October brought a ransomware attack to multi-national automation tool maker Pilz, based in Germany, which affected its systems all over the world. All computers had to be disconnected from the network, and employees were without access to email, orders and delivery, and other computerized processes. This time, the “bad guy” was BitPaymer, a ransomware variant that’s closely related to DoppelPaymer. BitPaymer attacks generally target larger organizations with deeper pockets, and extract higher than average payments from their victims.

Back in August, another form of ransomware was being unleashed on Germany. It has been called GermanWiper. It’s a particularly nasty piece of malware because it overwrites files with random ones and zeros, rendering the data that was formerly stored on the disk to be virtually unrecoverable, even after the ransom is paid.  Thus, unlike with other ransomware that only encrypts the files, the data is likely to be lost for good if the organization has made timely backups.

Attacks on Spanish businesses

As of the first week in November, a targeted ransomware attack in Spain is wreaking havoc as major IT service Everis and a radio broadcast  company, SER, were hit by the attacks with demands for payments of as much as €750,000. The victim companies shut down their computers, and some other Spanish businesses reportedly did the same as a precautionary measure.  This follows the September ransomware attacks on several Spanish city government offices. The ransomware variant in the current attacks in Spain had not been positively identified as of the time of this writing.

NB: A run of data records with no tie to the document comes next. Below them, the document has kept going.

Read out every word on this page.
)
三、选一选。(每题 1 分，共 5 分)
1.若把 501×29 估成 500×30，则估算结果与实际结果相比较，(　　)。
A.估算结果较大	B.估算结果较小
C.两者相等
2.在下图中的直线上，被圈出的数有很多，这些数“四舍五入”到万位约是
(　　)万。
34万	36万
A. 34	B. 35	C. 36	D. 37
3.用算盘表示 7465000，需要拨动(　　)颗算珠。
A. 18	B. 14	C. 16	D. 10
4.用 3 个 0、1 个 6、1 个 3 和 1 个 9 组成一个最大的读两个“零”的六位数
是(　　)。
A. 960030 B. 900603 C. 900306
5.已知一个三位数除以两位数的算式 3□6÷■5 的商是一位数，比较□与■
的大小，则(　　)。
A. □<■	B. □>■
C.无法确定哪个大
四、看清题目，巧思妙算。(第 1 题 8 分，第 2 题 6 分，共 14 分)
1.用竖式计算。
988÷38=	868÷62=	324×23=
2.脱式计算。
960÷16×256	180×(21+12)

“Fake president” fake ransomware

In a new twist, another recent ransomware variant doesn’t even necessarily encrypt your files; instead it tries to persuade you to pay by locking the PC’s screen and tells the users the data will be lost if they don’t comply.

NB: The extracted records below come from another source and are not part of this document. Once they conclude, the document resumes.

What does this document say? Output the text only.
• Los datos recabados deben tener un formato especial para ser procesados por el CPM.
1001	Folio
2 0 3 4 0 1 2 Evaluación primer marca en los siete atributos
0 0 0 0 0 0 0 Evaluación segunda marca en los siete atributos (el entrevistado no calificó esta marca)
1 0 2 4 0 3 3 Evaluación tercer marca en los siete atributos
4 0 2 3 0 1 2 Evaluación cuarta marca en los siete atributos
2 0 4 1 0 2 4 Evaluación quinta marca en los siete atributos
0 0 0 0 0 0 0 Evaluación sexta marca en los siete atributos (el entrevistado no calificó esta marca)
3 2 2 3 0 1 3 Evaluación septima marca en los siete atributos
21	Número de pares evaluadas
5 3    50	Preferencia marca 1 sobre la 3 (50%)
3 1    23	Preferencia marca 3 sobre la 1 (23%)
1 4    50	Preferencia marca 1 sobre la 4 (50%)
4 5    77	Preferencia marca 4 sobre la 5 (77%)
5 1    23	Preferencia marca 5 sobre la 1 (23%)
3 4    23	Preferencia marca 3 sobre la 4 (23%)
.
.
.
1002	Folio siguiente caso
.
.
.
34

The name comes from the fact that the scam displays photos of U.S. president Donald Trump or Russian president Vladimir Putin on the alert screen. These are being distributed via spam email and possibly through fake ads on social media. Another variation on the theme is a screen locker malware that announced a “Donald Trump Error” that doesn’t actually encrypt files.

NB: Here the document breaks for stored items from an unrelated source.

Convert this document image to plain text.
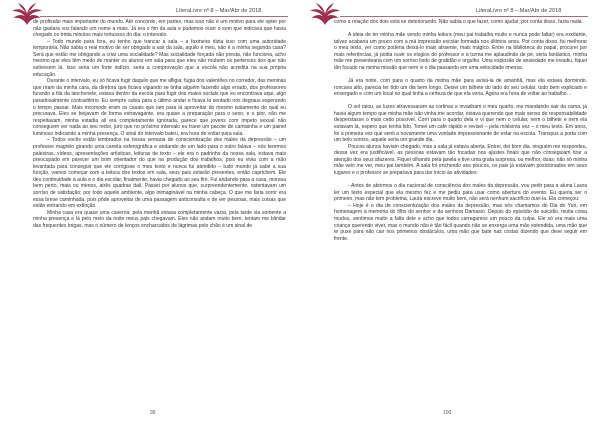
LiteraLivre nº 8 – Mar/Abr de 2018

de profissão mais importante do mundo. Até concordo, em partes, mas isso não é um motivo para ele opter por não gastara voz falando um nome a mais. Já era o fim da aula e pudemos ouvir o som que indicava que havia chegado os trinta minutos mais tortuosos do dia: o intervalo.

– Todo mundo para fora, eu tenho que trancar a sala – a faxineira dizia isso com uma autoridade temporária. Não sabia o real motivo de ser obrigado a sair da sala, aquilo é meu, não é a minha segunda casa? Será que estão me obrigando a criar uma socialidade? Mas socialidade forçada não presta, não funciona, acho mesmo que eles têm medo de manter os alunos em sala para que eles não roubem os pertences dos que não estivesem lá. Isso seria um forte indício, seria a comprovação que a escola não acredita na sua própria educação.

Durante o intervalo, eu só ficava fugir daquilo que me afligia; fugia dos valentões no corredor, das meninas que riram da minha cara, da diretora que ficava vigiando se tinha alguém fazendo algo errado, dos professores furando a fila da lanchonete, estava dentro da escola para fugir dos males sociais que eu encontrava aqui, algo paradoxalmente contraditório. Eu sempre subia para o último andar e ficava lá sentado nos degraus esperando o tempo passar. Mais incomodo eram os casais que iam para lá aproveitar do mesmo isolamento do qual eu procurava. Eles se beijavam de forma extravagante, era quase a preparação para o sexo, e o pior, não me respeitavam, minha estadia ali era completamente ignorada, parece que jovens com ímpeto sexual não conseguem ver nada ao seu redor, juro que no próximo intervalo eu trarei um pacote de camisinha e um painel luminoso indicando a minha presença. O sinal do intervalo bateu, era hora de voltar para sala.

– Todos vocês estão lembrados na nossa semana de conscientização dos males da depressão – um professor magrelo girando uma caneta esferográfica e andando de um lado para o outro falava – nós teremos palestras, vídeos, apresentações artísticas, leituras de texto – ele era o padrinho da nossa sala, estava mais preocupado em parecer um bom orientador do que na produção dos trabalhos, pois eu vivia com a mão levantada para conseguir que ele corrigisse o meu texto e nunca fui atendido – tudo mundo já sabe a sua função, vamos começar com a leitura dos textos em sala, seus pais estarão presentes, então caprichem. Ele deu continuidade à aula e o dia escolar, finalmente, havia chegado ao seu fim. Fui andando para a casa, morava bem perto, mais ou menos, atrês quadras dali. Passei por alunos que, surpreendentemente, ostentavam um sorriso de satisfação; por todo aquele ambiente, algo inimaginável na minha cabeça. O que me faria sorrir era essa breve caminhada, pois pôde aproveitar de uma passagem anticonsulta e de ver pessoas, mais coisas que estão entrando em extinção.

Minha casa era quase uma caverna; pela manhã estava completamente vazia, pela tarde via somente a minha presença e lá pelo meio da noite meus pais chegavam. Eles não andam muito bem, tentam me blindar das frequentes brigas, mas o número de lenços encharcados de lágrimas pelo chão é um sinal de

99
LiteraLivre nº 8 – Mar/Abr de 2018

como a relação dos dois está se deteriorando. Não sabia o que fazer, como ajudar, por conta disso, fazia nada.

A ideia de ter minha mãe vendo minha leitura (meu pai trabalha muito e nunca pode faltar) era excitante, talvez acabaria um pouco com a má impressão escolar formada nos últimos anos. Por conta disso, fui melhorar o meu texto, ver como poderia deixá-lo mais atraente, mais mágico. Entre na biblioteca do papai, procurei por mais referências, já podia ouvir os elogios do professor e a turma me aplaudindo de pé, seria fantástico, minha mãe me presentearia com um sorriso lindo de gratidão e orgulho. Uma explosão de ansiedade me invadiu, fiquei tão focado na minha missão que nem vi o dia passando em uma velocidade imensa.

Já era noite, corri para o quarto da minha mãe para avisá-la de amanhã, mas ela estava dormindo, roncava alto, parecia ter tido um dia bem longo. Deixei um bilhete do lado do seu celular, tudo bem explicado e enxergado e com um local no qual tinha a certeza de que ela veria. Agora era hora de voltar ao trabalho…

O sol raiou, as luzes atravessaram as cortinas e invadiram o meu quarto, me mandando sair da cama, já havia algum tempo que minha mãe não vinha me acordar, estava querendo que mais senso de responsabilidade desperstasse o mais cedo possível. Corri para o quarto dela e vi que nem o celular, nem o bilhete e nem ela estavam lá, espero que tenha lido. Tomei um café rápido e revisei – pela milésima vez – o meu texto. Em anos, foi a primeira vez que senti a novamente uma vontade impressionante de estar na escola. Transpus a porta com um belo sorriso, aquele seria um grande dia.

Poucos alunos haviam chegado, mas a sala já estava aberta. Entrei, dei bom dia, ninguém me respondeu, dessa vez era justificável, as pessoas estavam tão focadas nos ajustes finais que não conseguiam tirar a atenção dos seus afazeres. Fiquei olhando pela janela e tive uma grata surpresa, ou melhor, duas; não só minha mãe veio me ver, meu pai também. A sala foi enchendo aos poucos, os pais já estavam posicionados em seus lugares e o professor se preparava para dar início às atividades:

- Antes de abrirmos o dia nacional de consciência dos males da depressão, vou pedir para a aluna Laura ler um texto especial que ela mesmo fez e me pediu para usar como abertura do evento. Eu queria ser o primeiro, mas não tem problema, Laura escreve muito bem, não será nenhum sacrifício ouvi-la. Ela começou:

– Hoje é o dia de conscientização dos males da depressão, mas nós chamamos do Dia do Yuri, em homenagem à memória do filho do senhor e da senhora Damasio. Depois do episódio de suicídio, muita coisa mudou, sentimos muito a falta dele e acho que todos carregamos um pouco da culpa. Ele só era mais uma criança querendo viver, mas o mundo não é tão fácil quando não se enxerga uma mão estendida, uma mão que te puxe para não cair nos primeiros obstáculos, uma mão que bate nas costas dizendo que deve seguir em frente.

100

Protecting against ransomware

To avoid having your organization become a victim of ransomware, you need to take a two-pronged approach:

  • Keep ransomware off your systems and out of your network by educating users on safe email and web surfing practices, disable running of macros in documents attached to email, restrict users from installing software and follow the “least privilege” principle, deploy access controls to restrict permissions to “read only” when possible, keep all operating systems, browsers, and other software up to date with security patches so attackers can’t exploit known vulnerabilities, and use antimalware solutions to detect malicious software.
  • Mitigate the damage that can be done in case of a ransomware attack by deploying a backup system for all of your data and isolate backups from the network so they, too, don’t get encrypted by the ransomware. Keep copies off site. Test your backups regularly to ensure they can be restored properly. If you suspect a computer is infected, immediately unplug it from the network to prevent spread.

Antimalware programs and user education will also help protect against “fake” ransomware/screen lockers, which are distributed in the same ways. Also note that some of the common ransomware has been cracked by security researchers, so recovering some or all of your data may be possible via this route, depending on the type of ransomware. Decryption tools are available, as are a plethora of data recovery services that may be able to help.